In a fortnight of tense diplomatic stand-off between Iran and the UK, the latter appears to be making good on earlier promise that escalation of hostilities was not on the table.
British Secretary of State for Foreign and Commonwealth Affairs, Jeremy Hunt, revealed over the recent past that he had personally called his Iranian counter-part, Mohammad Javad Zarif, to assure him of the UK’s desire for a peaceful solution.
For those who may not be in the know, nearly two weeks ago British Marines accompanied by the local police in Gibraltar seized a Panama-flagged oil supertanker they suspected was ferrying oil to Syria in contravention of the EU and US sanctions against Damascus.
In the past weekend’s revelations by the British foreign office, Mr. Hunt is quoted as having assured Tehran that accosting and seizing the tanker was purely on the basis of the suspected destination (Syria) of the cargo and not its origins (Iran).
Spanish authorities in Madrid, which considers waters around the Southern Coast of the Iberian Peninsula off Gibraltar where the tanker was seized to be theirs, have publicly accused the UK of acting to appease the US, enforcing Washington’s hostile policy towards Iran.
This is happening at a bad time for the UK, which is faced with divisive domestic politics pertaining to Brexit, the expression of the will of the British people to quit the EU during a referendum some four years ago.
In a couple of weeks, UK Prime Minister Teresa May will exit No 10 following her recent resignation as the ruling Conservative Party leader last month after her failure to garner parliamentary support for her Brexit deal.
Tory members are currently toying with whom between Mr. Hunt and his predecessor Boris Johnson should become a new party leader, and automatically the new prime minister.
The decision will be made in the next two weeks and Britain will then have a new prime minister within weeks.
These are the pressing domestic issues that the UK is grappling with. Brexit has divided the UK in a manner never seen in contemporary history.
Hence, unnecessary international distraction, particularly of the UK’s own making, should be the last thing amid the looming trickier times.

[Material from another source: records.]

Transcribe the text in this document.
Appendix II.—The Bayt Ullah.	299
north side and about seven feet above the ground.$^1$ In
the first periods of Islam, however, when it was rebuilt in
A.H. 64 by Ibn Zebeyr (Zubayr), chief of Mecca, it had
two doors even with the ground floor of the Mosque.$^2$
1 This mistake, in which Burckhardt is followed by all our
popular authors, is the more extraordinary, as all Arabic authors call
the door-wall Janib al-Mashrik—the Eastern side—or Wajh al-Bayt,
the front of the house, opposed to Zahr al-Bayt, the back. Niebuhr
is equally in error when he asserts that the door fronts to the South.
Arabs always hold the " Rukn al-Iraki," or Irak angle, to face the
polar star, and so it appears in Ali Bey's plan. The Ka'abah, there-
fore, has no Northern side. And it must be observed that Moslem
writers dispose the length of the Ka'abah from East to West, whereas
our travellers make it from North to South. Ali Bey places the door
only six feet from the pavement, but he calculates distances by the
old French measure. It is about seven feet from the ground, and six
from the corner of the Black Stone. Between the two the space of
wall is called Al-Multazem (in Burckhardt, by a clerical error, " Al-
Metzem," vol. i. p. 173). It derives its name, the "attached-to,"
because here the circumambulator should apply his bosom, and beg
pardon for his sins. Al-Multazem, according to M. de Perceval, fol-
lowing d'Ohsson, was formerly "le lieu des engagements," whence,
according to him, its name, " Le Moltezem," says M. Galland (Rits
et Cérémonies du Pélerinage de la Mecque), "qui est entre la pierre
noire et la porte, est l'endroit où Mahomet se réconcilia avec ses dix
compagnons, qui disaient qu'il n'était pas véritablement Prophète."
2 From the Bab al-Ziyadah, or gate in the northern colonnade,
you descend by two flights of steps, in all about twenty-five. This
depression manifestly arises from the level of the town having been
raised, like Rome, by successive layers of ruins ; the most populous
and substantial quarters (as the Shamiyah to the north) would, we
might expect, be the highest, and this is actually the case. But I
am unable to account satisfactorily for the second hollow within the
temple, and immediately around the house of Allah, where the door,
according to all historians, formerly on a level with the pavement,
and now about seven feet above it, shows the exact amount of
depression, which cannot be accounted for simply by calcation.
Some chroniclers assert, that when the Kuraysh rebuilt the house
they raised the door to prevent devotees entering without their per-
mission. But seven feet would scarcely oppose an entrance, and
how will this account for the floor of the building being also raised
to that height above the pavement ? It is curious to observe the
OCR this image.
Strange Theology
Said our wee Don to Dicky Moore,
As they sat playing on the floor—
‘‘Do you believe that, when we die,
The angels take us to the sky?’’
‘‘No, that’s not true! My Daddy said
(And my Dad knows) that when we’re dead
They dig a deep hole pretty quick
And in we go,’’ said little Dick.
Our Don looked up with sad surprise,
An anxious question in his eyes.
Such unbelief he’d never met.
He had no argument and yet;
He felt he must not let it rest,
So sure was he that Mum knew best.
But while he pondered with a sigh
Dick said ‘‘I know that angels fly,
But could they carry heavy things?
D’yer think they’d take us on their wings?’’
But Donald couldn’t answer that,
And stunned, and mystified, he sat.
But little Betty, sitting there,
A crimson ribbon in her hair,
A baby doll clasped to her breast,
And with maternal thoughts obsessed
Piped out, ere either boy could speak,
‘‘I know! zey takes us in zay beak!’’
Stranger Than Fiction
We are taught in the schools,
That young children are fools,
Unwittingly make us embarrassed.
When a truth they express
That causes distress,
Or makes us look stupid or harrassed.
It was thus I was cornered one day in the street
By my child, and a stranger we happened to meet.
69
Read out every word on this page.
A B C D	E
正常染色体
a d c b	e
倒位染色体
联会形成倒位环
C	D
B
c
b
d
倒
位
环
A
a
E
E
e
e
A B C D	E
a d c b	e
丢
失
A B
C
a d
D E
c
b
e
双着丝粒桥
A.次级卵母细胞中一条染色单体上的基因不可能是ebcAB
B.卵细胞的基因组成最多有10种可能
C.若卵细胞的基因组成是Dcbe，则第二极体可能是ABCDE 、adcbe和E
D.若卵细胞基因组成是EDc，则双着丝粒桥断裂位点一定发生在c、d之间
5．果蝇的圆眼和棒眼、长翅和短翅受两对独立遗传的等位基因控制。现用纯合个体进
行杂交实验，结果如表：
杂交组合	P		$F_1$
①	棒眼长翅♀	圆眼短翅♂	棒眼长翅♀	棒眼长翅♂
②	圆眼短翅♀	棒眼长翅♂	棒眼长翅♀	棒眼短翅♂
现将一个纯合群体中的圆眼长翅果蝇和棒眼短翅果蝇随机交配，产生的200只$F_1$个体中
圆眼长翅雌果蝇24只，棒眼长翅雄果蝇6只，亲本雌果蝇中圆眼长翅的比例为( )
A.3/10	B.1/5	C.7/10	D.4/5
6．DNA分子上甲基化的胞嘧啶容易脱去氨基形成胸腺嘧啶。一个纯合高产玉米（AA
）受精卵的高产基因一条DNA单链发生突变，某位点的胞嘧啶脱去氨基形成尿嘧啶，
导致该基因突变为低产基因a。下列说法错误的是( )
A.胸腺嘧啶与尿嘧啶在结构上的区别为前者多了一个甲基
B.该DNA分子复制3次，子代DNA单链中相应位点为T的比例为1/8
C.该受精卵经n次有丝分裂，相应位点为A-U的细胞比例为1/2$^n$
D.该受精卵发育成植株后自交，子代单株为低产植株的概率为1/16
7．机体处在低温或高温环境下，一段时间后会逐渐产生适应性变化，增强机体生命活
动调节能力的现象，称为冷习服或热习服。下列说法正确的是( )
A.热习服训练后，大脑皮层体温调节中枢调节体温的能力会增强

The initiative by Mr. Hunt to de-escalate tension with Iran is, therefore, a superb move. This is particularly so in the light of the increasing appetite from Tehran to “slap Britain in the face” over the seizure of the oil tanker.
Iran’s Islamic Revolutionary Guard Corps (IRGC) has been itching for a tit-for-tat. Major-General Mohsen Rezaee, a top IRGC official, was quoted as saying: “Iran should seize one of the British vessels if the tanker is not released.”
Now, any military confrontation in the region spells doom and gloom not only for the region but for the entire universe.
For preachers of effective diplomacy, which is characterized by a preference for negotiations over brinkmanship, the UK-Iran’s de-escalation of hostilities is a welcome development. Mr. Hunt has undertaken that Britain will facilitate the release of the captured oil tanker once the two sides reach a common understanding.
The UK is not known for war-mongering foreign policy. In a world that has become one global village, one hopes that Brexit will not lead to the isolation of the UK.
Instead, as the many Brexiteers believe, London’s final divorce from the EU will lead to expedited economic growth and enhanced global stature.
This could be possible as the UK will be at liberty to enter, as anticipated, into a flurry of bilateral and multi-lateral agreements without much ado. In the absence of visionary leadership, a potentially bright future could be scuppered – within a jiffy – by a totally avoidable military confrontation in which, as the saying goes, there are no winners (in any war).